In the early 2000s, the success of Harry Potter made Rowling the target of American fundamentalist Christians who campaigned to have her books banned. Their complaint? The saga would promote witchcraft and black magic. In 2000, a public signature had to be canceled following a bomb threat. Famous evangelical leader James Dobson goes on a crusade against what he calls "praise of the occult". Convinced, some aides to President George W. Bush objected to Rowling receiving the prestigious "Presidential Medal of Freedom." Several book burnings were held in 2001 – in New Mexico and Pennsylvania – and a lawsuit to ban Harry Potter from schools went all the way to the Supreme Court.

"It's something I explore in the Potters," comments J.K. Rowling. Feeling right is compatible with appalling behavior. “People who burn books are by definition on the wrong side,” she continues. They prefer to destroy the idea they don't like, or rather its representation. There is not a single book on this planet that I would burn. Even those that I find dangerous. Burning is the last resort of people who don't know how to argue. »

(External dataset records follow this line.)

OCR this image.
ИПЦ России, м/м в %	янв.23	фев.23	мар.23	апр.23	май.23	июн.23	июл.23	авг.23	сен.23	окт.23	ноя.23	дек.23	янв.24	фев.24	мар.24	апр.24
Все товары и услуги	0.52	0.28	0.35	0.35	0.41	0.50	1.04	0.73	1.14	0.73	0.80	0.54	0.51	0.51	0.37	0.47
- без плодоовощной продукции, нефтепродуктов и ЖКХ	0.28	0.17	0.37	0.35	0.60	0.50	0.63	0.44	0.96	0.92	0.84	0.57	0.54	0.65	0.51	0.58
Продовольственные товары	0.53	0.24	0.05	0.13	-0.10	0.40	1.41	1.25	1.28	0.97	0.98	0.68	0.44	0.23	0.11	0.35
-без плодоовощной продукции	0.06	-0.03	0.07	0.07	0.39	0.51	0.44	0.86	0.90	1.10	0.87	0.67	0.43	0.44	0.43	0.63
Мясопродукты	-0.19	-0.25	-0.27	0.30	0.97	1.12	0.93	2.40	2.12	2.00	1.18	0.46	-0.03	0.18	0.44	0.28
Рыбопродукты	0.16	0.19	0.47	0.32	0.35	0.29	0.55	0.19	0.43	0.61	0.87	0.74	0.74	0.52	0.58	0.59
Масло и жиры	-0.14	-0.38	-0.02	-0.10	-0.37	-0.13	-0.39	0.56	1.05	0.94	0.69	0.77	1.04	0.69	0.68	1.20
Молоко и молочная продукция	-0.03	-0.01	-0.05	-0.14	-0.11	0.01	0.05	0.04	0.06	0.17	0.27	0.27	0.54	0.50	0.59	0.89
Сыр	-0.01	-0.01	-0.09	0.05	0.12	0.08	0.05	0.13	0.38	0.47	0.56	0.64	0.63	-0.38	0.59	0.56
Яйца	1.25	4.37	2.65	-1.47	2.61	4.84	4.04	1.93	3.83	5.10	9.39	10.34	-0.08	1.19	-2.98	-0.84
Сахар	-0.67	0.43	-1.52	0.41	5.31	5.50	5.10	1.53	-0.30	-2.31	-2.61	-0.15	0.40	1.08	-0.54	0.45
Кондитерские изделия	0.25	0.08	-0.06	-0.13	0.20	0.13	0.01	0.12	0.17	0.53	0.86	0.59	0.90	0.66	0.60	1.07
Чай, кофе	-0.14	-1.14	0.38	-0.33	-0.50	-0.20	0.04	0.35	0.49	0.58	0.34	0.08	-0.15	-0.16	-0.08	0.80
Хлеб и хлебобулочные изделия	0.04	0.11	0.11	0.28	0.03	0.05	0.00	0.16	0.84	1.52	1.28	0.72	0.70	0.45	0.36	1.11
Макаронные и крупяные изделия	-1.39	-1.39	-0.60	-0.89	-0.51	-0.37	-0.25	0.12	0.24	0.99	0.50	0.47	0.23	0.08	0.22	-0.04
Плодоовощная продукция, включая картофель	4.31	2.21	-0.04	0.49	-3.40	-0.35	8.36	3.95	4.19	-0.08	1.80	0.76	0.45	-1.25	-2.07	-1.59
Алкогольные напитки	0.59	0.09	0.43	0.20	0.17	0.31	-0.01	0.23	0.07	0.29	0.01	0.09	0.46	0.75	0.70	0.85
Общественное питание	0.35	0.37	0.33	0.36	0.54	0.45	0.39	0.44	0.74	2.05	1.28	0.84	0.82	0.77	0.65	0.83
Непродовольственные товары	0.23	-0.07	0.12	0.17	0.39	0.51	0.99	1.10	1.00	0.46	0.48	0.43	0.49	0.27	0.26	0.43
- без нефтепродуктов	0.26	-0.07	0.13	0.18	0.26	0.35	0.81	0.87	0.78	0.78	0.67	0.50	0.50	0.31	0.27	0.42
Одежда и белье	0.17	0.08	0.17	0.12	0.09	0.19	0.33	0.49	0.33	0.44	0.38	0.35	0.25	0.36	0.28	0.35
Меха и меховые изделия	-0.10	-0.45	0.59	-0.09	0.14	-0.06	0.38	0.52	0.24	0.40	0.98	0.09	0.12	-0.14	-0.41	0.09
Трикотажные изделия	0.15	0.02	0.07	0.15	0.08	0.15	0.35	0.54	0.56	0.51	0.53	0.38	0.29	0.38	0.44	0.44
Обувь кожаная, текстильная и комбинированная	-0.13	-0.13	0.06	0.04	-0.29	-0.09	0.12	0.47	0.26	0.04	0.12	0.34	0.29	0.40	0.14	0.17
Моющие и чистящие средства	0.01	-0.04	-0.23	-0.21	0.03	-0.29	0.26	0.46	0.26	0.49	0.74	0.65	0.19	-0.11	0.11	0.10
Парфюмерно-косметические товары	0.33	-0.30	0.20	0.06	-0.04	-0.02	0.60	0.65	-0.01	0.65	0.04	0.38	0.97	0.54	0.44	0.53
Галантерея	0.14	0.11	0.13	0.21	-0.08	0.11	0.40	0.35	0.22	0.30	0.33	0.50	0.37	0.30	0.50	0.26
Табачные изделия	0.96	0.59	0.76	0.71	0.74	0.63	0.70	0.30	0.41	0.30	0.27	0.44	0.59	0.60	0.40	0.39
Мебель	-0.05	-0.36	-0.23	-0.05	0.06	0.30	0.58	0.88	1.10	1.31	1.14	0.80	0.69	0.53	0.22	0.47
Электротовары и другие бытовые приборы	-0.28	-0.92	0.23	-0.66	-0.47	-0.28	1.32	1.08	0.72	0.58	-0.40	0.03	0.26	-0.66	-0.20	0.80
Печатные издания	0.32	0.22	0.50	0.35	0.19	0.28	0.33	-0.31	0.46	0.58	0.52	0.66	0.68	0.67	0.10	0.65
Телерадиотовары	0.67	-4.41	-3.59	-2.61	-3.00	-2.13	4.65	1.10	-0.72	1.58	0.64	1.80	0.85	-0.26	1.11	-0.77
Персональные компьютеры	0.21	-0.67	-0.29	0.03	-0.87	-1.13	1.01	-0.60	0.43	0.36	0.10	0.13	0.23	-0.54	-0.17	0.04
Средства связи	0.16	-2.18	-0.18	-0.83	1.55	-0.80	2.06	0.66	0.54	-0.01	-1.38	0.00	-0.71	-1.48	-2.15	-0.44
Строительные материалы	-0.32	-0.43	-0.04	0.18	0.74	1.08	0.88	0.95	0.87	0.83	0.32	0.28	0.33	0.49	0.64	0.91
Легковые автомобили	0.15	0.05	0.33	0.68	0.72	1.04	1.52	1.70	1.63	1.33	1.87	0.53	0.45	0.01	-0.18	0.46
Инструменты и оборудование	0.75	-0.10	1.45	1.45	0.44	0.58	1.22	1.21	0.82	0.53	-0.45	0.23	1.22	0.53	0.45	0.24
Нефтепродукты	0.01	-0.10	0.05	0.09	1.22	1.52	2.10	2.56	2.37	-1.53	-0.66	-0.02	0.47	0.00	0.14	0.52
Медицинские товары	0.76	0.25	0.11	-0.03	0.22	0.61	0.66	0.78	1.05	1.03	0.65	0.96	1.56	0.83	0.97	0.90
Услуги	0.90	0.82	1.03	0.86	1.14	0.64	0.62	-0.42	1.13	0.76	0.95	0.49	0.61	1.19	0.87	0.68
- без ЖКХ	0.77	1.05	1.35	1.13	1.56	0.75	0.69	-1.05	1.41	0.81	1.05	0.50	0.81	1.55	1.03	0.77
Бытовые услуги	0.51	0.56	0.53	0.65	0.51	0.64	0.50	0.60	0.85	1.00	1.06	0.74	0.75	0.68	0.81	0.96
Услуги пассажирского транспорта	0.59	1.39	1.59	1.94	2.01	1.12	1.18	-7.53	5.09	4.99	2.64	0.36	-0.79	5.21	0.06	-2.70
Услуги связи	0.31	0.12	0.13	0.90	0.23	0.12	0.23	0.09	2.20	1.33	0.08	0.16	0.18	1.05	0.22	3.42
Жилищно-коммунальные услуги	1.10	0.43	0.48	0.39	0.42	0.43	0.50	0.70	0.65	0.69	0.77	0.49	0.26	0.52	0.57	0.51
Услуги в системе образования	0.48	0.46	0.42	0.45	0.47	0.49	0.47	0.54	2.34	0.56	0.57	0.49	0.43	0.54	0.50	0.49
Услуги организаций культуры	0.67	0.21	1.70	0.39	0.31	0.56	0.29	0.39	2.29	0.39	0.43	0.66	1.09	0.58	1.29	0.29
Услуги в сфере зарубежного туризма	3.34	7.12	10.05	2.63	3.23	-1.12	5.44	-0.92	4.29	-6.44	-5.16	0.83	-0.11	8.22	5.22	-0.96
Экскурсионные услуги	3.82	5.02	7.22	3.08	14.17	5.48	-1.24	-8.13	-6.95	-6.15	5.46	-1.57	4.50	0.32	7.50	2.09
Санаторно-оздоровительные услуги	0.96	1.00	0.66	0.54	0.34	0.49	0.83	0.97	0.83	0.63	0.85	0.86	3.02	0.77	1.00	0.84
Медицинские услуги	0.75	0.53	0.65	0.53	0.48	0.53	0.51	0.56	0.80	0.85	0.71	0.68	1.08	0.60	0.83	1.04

In August 2020, we are burning Harry Potter again, now on TikTok. But this time it's the other end of the political spectrum that takes on J.K. Rowling's work: the left and LGBT activists. The context plays into his decision to speak. The gap has widened between feminist activists, for whom being born a woman exposes girls and women to a certain amount of violence, and activists of the trans cause. "I don't agree with those who say sex is a construct, that it doesn't exist," she notes in the podcast, putting her at the heart of the debate. In a tweet, she details: "I respect the right of every trans person to live as they wish, I would protest with you if you were discriminated against because you are trans, but at the same time my life has been defined by the fact of to be a woman and I don't think it's hate to say it. »

Contrary to what is happening in France where this issue has not (yet?) appeared in the public sphere, the debate in the United Kingdom and the United States focuses on the question of spaces reserved for women (toilets, hostels , jails). A number of feminists (those whom their enemies call "Terf") consider it potentially dangerous to open these places to trans women. LGBT activists argue that it is a demonization of trans people to portray them as potential sexual predators.

In Scotland, the Isla Bryson case, named after a trans woman who was convicted of raping two young women (acts committed before her gender transition) shook opinion. Does Isla Bryson belong in a women's prison? The controversy has weakened Prime Minister Nicola Sturgeon as well as the simplification (voted in December 2022) of the process by which a trans person can obtain a certificate of legal gender recognition. In February 2023, Nicola Sturgeon (who had taken a stand against the admission of Isla Bryson to a women's prison but had carried the law of December 2022) announced that she was leaving the government.

Added to this is psychological violence, that of the erasure suffered by J. K. Rowling from her own universe. She was sidelined during the festivities and shows organized by Warner Bros for the 20th anniversary of the first Harry Potter film. All of the promotion for the Hogwarts Legacy: Hogwarts Legacy video game has gone without mention of who is the inventor of Hogwarts School of Witchcraft and Wizardry. “I deeply believe in not watching what people say but what they do. How do you behave? If you threaten to take away people's livelihood, if you want to cancel...that language of erasure is that of dictatorship,” J.K. Rowling concludes.